The specificity of the developed sandwich ELISA was validated against common SEs (SEA, SEB, SEC, SED, SEE). As shown in Figure S5B, they demonstrate exclusive recognition of SEA with no cross-reactivity to other SEs, consistent with the high specificity of the mAb-4C6 employed. This finding aligns with our previous studies and confirms the excellent specificity of the developed sandwich ELISA for the detection of SEA.
3.6. Practicability of the Developed Sandwich ELISA
To evaluate the practicality of the developed sandwich ELISA, we applied it to detect SEA-spiked milk samples. We found that diluting milk samples by more than 5-fold effectively reduced matrix effects on results. Considering the linear range of the proposed detection method, a series of SEA standard (5, 15, 45, 135, 405 ng/mL) were added to milk samples for testing. The results were further compared with commercial ELISA kits. As shown in Figure 6, the developed sandwich ELISA demonstrated excellent consistency (R^2^ = 0.9426) with the commercial ELISA kits, confirming the practicality of the developed sandwich ELISA in real samples.
4. Conclusions
This work successfully isolated six SEA-binding nanobodies through a two-part (four-round) of biopanning from a naive nanobody phage display library. Characterization revealed that over 80% of these nanobodies could pair with mAb-4C6 for cooperative SEA recognition, demonstrating that our stepwise panning strategy significantly improves the success rate of identifying complementary nanobody pairs. Key characteristics including production yield and specificity were systematically evaluated for all six nanobodies. A sandwich ELISA detection platform was subsequently established using mAb-4C6 in combination with two optimized nanobodies (SEA-4-20 and SEA-4-31), achieving a LOD of 0.135 ng/mL and 0.137 ng/mL, respectively. Notably, the nanobody-based sandwich ELISA effectively circumvented the false-positive interference caused by nonspecific binding of staphylococcus SpA to traditional IgG antibodies.
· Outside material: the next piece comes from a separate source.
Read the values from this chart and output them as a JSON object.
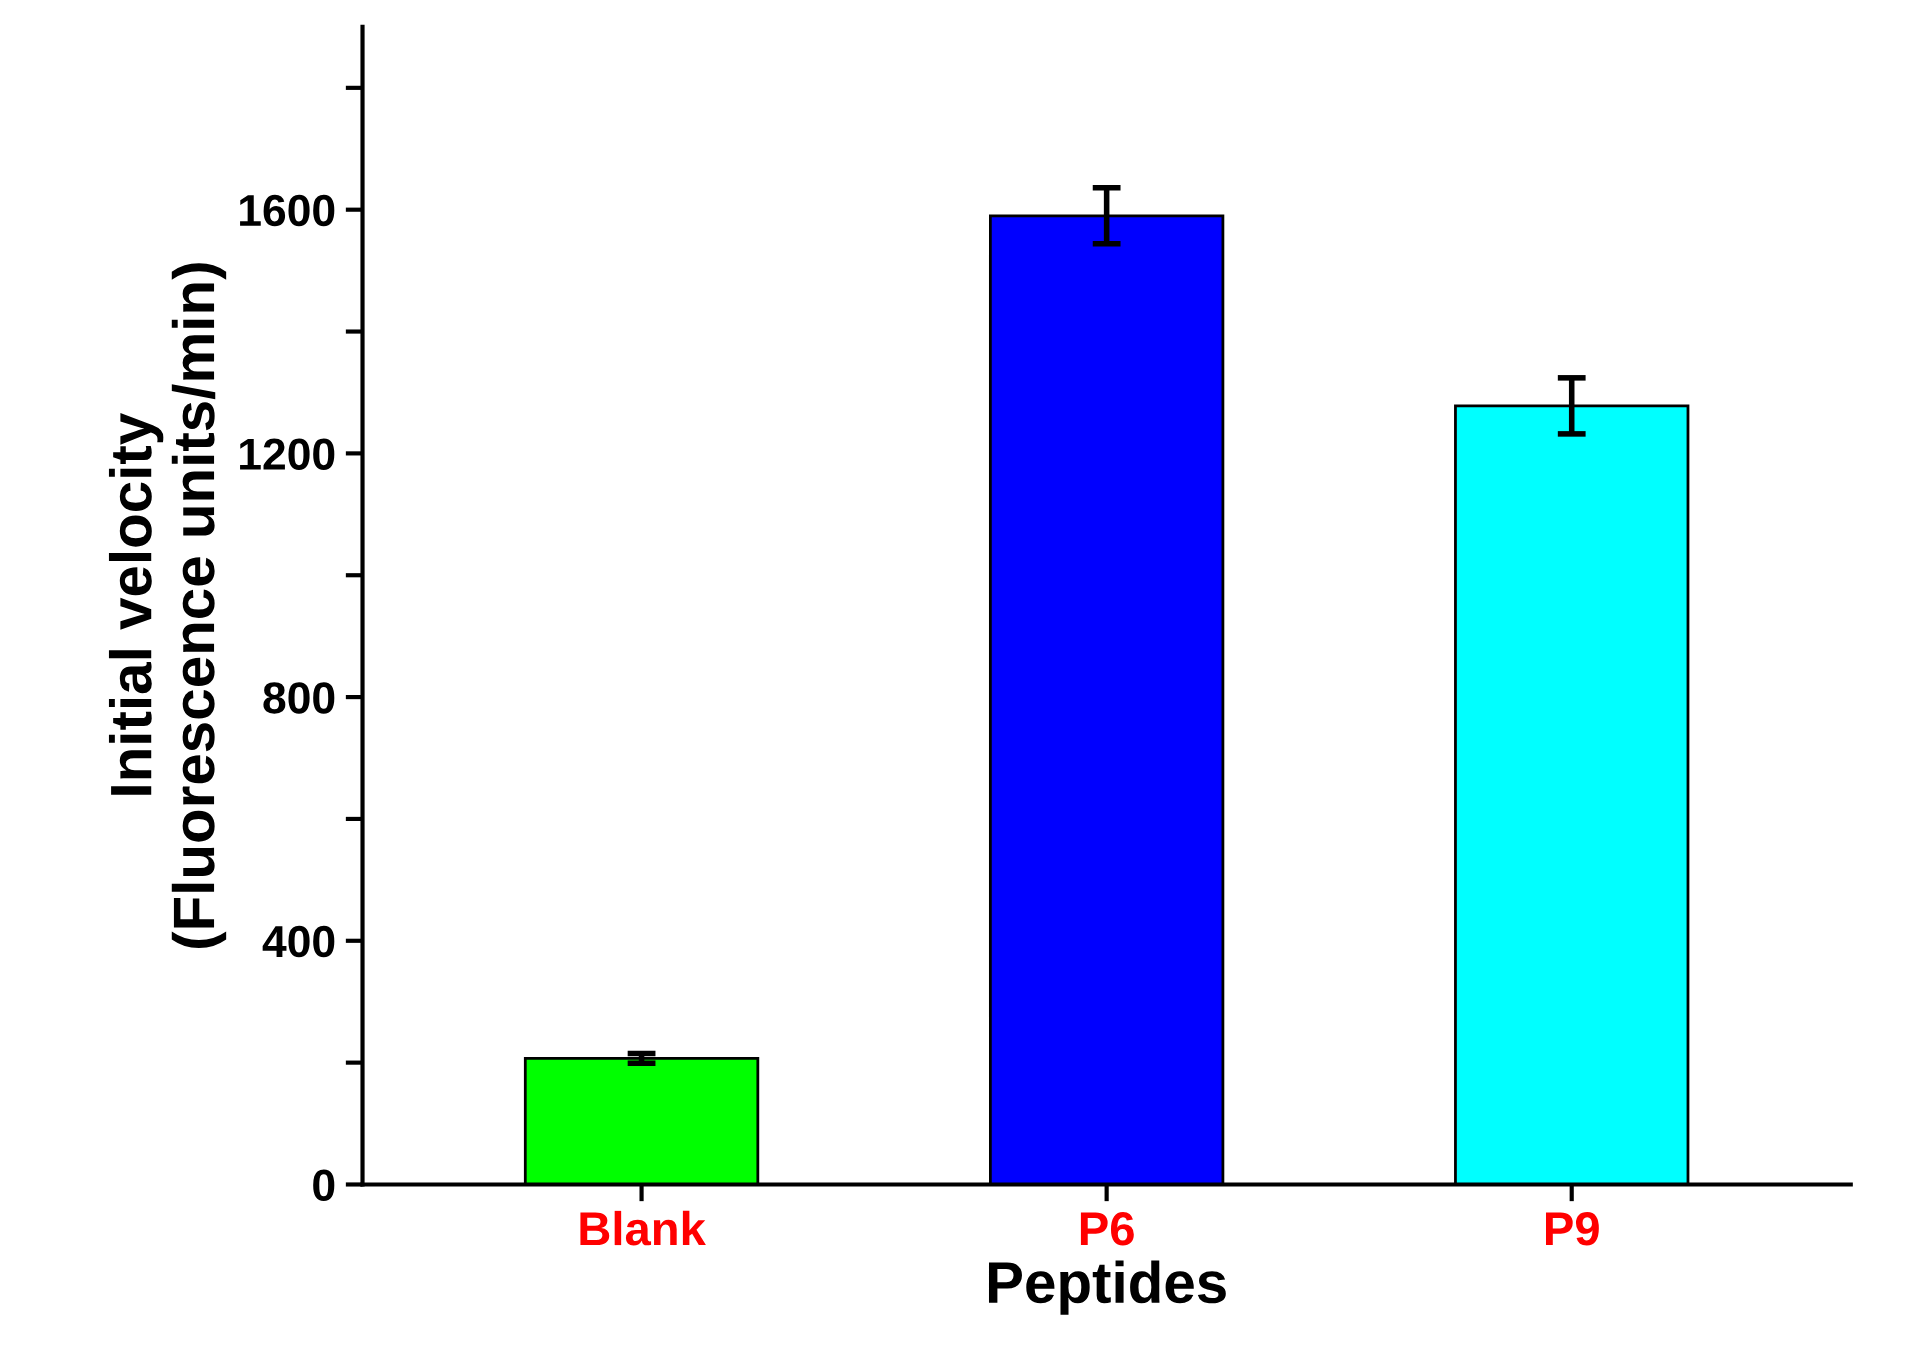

In summary, this work achieved two major advancements: (1) identification of six novel SEA-specific nanobodies through phage display library screening, and (2) development of a nanobody/mAb-based sandwich ELISA method for SEA detection. This methodology not only enhances food safety monitoring capabilities against SEA contamination, but also provides a new paradigm for detecting biological toxins in clinical diagnostics and environmental surveillance. Future investigations should focus on optimizing nanobody pairing configurations for SEA recognition, improving binding affinity through affinity maturation or multivalent formats, and exploring integration with emerging biosensing technologies to facilitate development of portable detection devices.